More than 71,000 people rode the Tsim Sha Tsui to Central route daily in 1994, Star Ferry general manager Johnny Leung Tak-hing said. After the Western Harbour Tunnel was built in 1998 numbers went down to 58,000 a day, falling further to 39,000 when the Central piers were moved to their present spot outside the IFC.

"I hope [the Star Ferry] can survive. This is an important piece of Hongkongers' collective memory … I hope Hongkongers will start to cherish the harbour," Leung said.

Harbourfront Commission chairman Nicholas Brooke firmly believes the waterfront belongs to Hong Kong people.

And there is hope for its preservation, with the Protection of the Harbour Ordinance deeming it "a special public asset and a natural heritage", and enshrining "a presumption against reclamation in the harbour".
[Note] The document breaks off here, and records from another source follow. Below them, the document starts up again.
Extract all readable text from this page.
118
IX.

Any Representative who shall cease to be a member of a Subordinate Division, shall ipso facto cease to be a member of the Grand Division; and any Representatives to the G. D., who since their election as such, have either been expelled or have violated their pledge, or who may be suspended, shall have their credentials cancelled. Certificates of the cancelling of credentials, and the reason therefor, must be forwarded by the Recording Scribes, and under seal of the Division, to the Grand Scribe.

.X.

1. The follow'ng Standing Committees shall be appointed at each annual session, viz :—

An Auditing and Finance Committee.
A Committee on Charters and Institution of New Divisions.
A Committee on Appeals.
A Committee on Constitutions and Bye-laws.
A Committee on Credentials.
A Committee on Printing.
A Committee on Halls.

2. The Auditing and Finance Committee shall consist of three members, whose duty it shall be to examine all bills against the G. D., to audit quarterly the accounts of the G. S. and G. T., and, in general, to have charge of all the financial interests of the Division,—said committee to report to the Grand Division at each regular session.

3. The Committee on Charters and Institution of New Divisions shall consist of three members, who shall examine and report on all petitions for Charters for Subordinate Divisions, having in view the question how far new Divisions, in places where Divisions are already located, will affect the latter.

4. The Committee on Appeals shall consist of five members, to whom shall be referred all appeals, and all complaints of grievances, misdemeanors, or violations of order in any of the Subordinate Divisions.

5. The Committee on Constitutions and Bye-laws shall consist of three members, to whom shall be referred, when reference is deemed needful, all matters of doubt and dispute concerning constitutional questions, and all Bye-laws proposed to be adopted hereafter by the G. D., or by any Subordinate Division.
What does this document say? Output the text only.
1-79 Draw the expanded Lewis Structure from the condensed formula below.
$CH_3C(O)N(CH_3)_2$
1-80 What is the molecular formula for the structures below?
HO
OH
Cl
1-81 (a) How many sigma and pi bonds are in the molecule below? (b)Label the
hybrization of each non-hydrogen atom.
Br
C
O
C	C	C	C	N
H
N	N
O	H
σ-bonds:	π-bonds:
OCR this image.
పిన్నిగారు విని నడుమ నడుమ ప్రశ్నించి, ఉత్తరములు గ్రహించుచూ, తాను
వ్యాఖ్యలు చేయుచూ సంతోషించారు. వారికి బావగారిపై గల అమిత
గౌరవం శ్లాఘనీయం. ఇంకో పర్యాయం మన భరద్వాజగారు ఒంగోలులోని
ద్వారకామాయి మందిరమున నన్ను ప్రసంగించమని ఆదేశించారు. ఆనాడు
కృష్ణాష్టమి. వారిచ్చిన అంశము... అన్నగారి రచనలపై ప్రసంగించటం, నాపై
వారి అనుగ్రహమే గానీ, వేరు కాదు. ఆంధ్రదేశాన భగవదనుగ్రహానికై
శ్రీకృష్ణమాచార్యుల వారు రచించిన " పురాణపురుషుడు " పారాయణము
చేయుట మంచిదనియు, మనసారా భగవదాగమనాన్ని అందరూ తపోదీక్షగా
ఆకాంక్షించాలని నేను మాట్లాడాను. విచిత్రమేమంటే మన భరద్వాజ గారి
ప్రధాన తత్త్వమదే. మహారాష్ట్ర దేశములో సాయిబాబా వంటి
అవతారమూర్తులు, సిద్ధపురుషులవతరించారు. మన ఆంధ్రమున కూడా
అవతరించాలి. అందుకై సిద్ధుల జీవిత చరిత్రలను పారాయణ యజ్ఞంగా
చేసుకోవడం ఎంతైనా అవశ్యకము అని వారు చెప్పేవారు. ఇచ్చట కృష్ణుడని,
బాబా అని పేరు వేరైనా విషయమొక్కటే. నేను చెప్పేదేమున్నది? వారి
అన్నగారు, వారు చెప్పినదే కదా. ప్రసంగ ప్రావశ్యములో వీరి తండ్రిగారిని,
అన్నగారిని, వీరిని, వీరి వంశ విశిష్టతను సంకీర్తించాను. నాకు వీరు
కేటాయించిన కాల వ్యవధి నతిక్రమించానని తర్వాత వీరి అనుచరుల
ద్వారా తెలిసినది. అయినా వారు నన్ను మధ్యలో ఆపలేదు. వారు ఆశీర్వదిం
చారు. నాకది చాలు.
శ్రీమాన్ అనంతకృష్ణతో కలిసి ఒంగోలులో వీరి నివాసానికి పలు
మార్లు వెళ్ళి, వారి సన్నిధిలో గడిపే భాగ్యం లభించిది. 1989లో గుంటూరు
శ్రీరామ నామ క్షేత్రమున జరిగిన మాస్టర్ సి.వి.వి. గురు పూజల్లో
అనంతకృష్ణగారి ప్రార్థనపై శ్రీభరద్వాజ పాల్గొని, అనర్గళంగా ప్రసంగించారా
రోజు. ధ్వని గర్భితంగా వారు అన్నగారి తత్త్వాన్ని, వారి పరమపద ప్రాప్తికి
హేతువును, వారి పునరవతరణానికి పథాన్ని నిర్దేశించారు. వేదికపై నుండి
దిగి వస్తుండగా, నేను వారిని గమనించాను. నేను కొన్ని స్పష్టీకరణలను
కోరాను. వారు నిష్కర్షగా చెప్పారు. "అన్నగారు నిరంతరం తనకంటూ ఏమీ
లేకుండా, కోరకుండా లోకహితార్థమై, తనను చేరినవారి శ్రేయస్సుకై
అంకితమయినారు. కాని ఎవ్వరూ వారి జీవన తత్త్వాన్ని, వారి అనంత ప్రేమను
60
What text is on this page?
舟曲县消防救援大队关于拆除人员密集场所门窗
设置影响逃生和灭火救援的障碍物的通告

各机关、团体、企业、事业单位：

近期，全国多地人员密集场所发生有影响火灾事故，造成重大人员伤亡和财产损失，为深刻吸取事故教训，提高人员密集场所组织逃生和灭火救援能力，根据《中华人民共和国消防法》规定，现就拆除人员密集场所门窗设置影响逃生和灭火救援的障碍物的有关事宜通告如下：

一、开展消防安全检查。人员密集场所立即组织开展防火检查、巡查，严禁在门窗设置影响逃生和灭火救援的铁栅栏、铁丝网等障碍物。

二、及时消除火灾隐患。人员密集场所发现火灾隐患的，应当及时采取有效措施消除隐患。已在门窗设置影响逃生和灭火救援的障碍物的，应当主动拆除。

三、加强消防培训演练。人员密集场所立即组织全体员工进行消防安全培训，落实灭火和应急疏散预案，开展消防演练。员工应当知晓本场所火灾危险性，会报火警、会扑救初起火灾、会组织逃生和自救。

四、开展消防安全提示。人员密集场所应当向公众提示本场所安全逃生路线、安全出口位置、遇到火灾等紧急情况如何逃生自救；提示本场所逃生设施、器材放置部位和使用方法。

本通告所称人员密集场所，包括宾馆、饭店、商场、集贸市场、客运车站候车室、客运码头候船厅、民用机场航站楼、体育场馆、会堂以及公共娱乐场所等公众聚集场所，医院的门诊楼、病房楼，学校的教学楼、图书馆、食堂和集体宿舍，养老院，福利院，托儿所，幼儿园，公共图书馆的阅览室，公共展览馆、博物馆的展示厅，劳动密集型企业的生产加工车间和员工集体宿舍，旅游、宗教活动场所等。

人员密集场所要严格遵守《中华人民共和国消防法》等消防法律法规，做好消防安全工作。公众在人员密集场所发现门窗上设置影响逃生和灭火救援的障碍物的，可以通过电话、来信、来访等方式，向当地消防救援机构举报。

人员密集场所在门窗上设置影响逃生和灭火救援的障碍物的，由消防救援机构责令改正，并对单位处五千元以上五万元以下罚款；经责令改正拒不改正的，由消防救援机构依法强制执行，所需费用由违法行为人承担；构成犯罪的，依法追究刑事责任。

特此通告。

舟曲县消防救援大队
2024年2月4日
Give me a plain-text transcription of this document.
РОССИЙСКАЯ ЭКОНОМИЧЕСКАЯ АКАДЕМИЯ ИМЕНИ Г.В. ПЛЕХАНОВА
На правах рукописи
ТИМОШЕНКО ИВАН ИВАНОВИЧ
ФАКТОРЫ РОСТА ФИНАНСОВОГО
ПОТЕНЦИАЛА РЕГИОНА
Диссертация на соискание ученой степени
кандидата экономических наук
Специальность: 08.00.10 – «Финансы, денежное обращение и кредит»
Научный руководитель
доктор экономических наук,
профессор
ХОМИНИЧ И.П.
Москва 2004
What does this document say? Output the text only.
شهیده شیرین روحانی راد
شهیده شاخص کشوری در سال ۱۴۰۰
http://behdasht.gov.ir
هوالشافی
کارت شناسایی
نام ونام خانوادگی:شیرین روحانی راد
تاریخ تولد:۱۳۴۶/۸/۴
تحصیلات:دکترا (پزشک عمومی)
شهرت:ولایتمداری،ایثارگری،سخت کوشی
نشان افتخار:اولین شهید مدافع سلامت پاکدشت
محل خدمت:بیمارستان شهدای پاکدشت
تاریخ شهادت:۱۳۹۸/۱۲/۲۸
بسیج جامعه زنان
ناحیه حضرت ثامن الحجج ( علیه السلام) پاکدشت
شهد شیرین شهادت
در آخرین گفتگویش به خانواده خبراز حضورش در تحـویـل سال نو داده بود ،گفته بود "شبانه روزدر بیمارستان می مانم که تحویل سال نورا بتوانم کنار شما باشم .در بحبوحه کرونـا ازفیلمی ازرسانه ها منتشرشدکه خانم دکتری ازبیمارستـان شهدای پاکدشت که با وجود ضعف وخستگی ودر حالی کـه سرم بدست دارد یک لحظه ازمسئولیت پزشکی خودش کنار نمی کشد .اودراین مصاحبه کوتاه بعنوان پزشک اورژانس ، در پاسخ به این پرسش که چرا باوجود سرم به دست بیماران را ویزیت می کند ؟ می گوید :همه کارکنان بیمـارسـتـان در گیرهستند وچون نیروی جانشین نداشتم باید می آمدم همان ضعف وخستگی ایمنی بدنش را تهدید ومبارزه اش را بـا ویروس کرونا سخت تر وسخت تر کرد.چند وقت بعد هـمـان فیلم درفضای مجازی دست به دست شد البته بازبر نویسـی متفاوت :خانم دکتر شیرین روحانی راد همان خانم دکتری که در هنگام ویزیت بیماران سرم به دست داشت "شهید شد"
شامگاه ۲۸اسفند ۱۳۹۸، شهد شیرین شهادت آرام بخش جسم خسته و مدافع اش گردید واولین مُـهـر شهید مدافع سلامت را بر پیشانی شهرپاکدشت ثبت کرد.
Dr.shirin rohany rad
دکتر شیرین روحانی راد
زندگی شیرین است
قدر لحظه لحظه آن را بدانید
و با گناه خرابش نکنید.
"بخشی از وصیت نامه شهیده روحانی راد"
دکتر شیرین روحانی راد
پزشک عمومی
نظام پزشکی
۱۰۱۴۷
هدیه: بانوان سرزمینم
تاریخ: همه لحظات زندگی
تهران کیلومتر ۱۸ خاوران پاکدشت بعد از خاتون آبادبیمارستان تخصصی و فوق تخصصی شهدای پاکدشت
A Court of Final Appeal judgment in 2004 also stipulated that reclamation would be permitted only if an "overriding public need" was proven. "We are talking about bringing the harbour to the people, and the people to the harbour. It's a community asset," said Brooke.

"At the moment, it's very difficult to get to the harbour, and when you do get there, it's hard to walk along it."

With the waterfront on both sides totalling 73km "clearly there is a chance to do something for everybody," Brooke said.

"In many ways, I think it's the soul of Hong Kong. It's beating. It's the jewel in the crown. That is what we seek to bring out in all the initiatives that we are planning around the waterfront. What we want to develop is a sense of ownership."